Santa Claus comin' to town isn't Milwaukee's favorite visitor; it has to be the Bucs, who are an early Christmas gift every visit to Miller Park.
The Brew Crew was up 4-0 after five hitters, and 6-0 after three frames. Pittsburgh banged out five runs on five extra base knocks (four after two outs) in the fifth - the first time they've done that in an inning since 2004 - to get within one at 6-5.
The Brewers came right back with a two spot in their half, a two out dinger off a Chris Resop hung curve, and that was the KO. They took home a 9-6 win.
Nah, no blow-by-blow for this one; it's too painful to type. Though the Bucs had one good frame, it was still ugly. Milwaukee had three homers, accounting for six of their runs. Pittsburgh gave up a run in the seventh when they forgot how to play throw-and-catch with the baseball. The umps were brutal again; Chris Snyder got the boot today after a beef.
And there was heartbreak. The Pirates scored a run in the ninth and had the bases juiced with one away and the heart of the order lining up to hit, setting up a rally to remember. But Jose Tabata ended it with a 6-4-3 DP. Just another day at Miller Park.
OK, the Brewers are out of the way now. At least today, the Bucs threw a scare into them before the inevitable happened. There's still time to salvage the season. But the starting pitching has to be a concern; the pitchers aren't going very deep and the bullpen is starting to fray.
The pen has made 124 appearances in 40 games, with 118-1/3 innings of work, just about 1/3 of the total workload. Hurdle has done a good job of spreading the innings, but the starters have to step it up and give the guys in the outfield a blow more than once a week. Opponents are seeing too many long men and not enough back-enders.
Paul Maholm will try to right the ship against John Lannan tomorrow at Washington.
-- The Bucs now have the same record after 40 games as they did last year, 18-22.
-- The Pirates fell to 3-33 at Miller Park since 2007 and have lost nine straight there.

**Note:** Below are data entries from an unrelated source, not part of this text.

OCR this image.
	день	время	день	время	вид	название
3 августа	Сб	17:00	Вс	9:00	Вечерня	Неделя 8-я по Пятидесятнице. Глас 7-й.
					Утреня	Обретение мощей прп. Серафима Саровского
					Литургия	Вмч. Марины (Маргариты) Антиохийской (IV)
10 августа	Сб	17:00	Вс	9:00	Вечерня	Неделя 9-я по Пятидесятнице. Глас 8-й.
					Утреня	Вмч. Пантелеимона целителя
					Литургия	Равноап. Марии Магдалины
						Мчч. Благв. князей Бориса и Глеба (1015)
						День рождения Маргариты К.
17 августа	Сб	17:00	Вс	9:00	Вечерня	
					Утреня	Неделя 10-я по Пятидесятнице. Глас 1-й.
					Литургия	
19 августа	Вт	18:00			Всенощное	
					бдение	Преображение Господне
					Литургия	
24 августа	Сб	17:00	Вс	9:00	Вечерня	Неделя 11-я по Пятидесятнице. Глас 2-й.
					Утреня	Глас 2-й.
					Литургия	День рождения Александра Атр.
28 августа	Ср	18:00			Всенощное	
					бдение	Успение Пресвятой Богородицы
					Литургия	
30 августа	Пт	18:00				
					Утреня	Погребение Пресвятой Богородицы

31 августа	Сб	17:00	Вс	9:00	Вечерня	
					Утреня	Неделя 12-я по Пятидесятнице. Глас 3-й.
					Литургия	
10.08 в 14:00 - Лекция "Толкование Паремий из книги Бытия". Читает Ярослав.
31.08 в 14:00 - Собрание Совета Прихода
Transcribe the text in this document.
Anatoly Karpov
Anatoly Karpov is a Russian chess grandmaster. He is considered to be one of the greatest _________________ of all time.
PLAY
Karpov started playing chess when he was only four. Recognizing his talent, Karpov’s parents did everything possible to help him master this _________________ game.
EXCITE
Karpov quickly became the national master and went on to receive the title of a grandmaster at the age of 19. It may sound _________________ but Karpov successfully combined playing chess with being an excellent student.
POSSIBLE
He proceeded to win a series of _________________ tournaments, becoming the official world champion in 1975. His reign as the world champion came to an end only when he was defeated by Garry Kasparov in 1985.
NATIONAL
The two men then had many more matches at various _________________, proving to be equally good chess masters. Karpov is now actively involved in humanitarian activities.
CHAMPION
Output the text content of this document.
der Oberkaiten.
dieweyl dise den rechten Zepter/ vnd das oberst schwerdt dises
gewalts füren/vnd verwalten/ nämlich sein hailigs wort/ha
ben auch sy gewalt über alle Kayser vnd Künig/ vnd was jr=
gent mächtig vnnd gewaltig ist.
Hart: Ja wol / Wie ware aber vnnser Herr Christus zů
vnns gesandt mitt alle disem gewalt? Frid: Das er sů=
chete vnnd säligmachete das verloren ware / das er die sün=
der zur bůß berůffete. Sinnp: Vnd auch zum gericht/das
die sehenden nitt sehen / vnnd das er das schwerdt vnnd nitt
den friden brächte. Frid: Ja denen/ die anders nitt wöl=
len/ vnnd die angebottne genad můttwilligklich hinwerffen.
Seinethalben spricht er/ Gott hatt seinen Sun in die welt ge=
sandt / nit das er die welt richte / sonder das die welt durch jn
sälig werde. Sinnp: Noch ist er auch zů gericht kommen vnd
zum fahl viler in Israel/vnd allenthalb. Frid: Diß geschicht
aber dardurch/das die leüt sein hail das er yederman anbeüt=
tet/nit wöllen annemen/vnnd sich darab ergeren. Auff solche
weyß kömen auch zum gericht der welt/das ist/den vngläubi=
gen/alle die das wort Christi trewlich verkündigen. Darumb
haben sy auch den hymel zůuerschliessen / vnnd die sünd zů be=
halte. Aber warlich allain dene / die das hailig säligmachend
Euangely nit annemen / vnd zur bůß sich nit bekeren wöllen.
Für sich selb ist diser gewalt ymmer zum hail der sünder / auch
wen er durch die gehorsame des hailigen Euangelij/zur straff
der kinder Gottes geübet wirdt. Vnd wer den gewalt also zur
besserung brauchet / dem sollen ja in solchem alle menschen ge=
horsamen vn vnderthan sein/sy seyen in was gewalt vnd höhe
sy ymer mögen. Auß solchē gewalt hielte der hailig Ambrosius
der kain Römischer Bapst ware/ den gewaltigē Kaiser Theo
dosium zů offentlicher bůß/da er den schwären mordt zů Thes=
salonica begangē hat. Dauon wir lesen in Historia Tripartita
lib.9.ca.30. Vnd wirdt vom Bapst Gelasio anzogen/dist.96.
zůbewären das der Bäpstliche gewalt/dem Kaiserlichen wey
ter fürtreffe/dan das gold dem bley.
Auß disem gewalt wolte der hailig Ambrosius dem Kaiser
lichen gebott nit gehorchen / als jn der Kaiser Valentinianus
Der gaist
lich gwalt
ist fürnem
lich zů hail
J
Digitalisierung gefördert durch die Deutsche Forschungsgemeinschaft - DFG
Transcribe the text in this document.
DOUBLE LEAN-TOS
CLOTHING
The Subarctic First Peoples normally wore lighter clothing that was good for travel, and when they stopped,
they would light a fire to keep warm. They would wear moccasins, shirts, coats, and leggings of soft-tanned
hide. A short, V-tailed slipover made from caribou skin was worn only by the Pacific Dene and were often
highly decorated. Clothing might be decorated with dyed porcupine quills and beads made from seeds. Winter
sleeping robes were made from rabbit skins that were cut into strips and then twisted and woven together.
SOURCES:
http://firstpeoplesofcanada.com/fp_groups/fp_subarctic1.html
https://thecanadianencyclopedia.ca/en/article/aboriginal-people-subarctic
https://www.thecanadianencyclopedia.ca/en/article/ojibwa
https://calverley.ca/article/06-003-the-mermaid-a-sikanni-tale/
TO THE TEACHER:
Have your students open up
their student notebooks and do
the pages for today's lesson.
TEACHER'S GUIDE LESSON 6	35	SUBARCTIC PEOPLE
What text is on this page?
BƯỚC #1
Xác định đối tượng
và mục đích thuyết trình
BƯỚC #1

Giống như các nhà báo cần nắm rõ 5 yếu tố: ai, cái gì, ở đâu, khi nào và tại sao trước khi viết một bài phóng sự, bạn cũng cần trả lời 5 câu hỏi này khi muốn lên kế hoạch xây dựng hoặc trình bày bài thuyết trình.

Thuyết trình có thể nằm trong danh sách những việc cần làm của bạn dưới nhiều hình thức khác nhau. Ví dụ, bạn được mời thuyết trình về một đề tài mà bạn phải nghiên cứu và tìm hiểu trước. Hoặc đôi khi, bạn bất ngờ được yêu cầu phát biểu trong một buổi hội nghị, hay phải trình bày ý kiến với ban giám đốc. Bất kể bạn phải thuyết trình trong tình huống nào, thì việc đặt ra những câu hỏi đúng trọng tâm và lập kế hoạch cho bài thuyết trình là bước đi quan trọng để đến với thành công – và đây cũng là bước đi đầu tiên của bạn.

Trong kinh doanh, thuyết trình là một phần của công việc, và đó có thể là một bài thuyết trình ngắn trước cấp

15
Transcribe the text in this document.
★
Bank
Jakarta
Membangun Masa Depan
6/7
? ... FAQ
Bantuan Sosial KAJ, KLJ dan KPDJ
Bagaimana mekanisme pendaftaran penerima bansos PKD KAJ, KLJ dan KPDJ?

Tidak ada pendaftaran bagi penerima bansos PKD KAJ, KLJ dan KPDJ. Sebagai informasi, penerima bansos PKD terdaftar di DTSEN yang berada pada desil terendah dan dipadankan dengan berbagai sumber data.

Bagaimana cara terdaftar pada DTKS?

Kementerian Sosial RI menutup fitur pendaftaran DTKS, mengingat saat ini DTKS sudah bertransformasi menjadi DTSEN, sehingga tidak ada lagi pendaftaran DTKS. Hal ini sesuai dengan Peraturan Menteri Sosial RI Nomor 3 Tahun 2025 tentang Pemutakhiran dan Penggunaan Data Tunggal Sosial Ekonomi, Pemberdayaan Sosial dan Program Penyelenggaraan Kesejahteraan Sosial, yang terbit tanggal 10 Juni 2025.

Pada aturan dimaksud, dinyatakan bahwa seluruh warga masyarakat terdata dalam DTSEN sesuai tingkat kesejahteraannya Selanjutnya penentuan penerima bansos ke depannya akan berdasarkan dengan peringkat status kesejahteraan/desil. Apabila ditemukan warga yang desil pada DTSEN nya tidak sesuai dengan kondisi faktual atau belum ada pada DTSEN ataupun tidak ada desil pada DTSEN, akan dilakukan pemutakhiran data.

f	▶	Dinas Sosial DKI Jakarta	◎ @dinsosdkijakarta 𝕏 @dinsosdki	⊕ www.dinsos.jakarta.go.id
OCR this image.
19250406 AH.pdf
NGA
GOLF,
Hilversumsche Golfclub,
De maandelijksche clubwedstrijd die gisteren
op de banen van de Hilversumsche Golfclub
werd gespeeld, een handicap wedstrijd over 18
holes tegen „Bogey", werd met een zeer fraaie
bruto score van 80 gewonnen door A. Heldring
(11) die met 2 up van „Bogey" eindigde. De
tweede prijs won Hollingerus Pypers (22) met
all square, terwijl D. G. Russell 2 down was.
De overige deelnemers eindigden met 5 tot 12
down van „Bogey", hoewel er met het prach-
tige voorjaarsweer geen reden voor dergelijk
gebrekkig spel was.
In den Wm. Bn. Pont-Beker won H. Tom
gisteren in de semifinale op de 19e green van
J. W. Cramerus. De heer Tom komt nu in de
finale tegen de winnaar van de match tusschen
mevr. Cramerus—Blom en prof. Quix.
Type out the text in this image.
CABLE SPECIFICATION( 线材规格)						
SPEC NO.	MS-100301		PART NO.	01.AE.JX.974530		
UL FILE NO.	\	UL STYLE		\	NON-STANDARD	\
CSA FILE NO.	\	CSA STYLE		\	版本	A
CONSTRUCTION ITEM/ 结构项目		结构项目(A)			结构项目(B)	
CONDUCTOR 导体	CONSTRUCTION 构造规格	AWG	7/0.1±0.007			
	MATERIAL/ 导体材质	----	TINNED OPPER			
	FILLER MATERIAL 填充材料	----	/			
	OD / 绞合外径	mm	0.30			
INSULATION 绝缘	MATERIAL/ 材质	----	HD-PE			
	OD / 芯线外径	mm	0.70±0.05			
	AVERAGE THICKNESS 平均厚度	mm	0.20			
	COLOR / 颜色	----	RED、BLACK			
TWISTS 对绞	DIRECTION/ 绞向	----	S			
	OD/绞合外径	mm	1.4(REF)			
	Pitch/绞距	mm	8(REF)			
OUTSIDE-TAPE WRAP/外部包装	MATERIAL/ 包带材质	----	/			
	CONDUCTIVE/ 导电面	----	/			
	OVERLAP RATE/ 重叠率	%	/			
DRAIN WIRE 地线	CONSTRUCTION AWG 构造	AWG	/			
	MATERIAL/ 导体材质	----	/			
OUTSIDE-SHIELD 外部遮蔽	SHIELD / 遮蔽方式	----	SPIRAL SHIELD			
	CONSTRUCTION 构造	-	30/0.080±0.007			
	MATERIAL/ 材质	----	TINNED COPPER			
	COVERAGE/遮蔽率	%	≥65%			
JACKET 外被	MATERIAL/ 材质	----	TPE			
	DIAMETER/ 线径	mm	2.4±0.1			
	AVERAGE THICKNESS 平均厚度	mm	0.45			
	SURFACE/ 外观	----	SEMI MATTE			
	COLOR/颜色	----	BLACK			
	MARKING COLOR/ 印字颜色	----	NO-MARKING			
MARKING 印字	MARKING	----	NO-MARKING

-- The Pirates released LHP Scott Olsen. With the young pitching coming up, he was redundant for Pittsburgh, which signed him solely as insurance in case Charlie Morton didn't pan out in camp. His hammy injury in spring training cost him any chance of making the team, and AAA wasn't really an option. He was either going to be in the show or gone; there are too many young arms knocking at Indy's door to stash him there.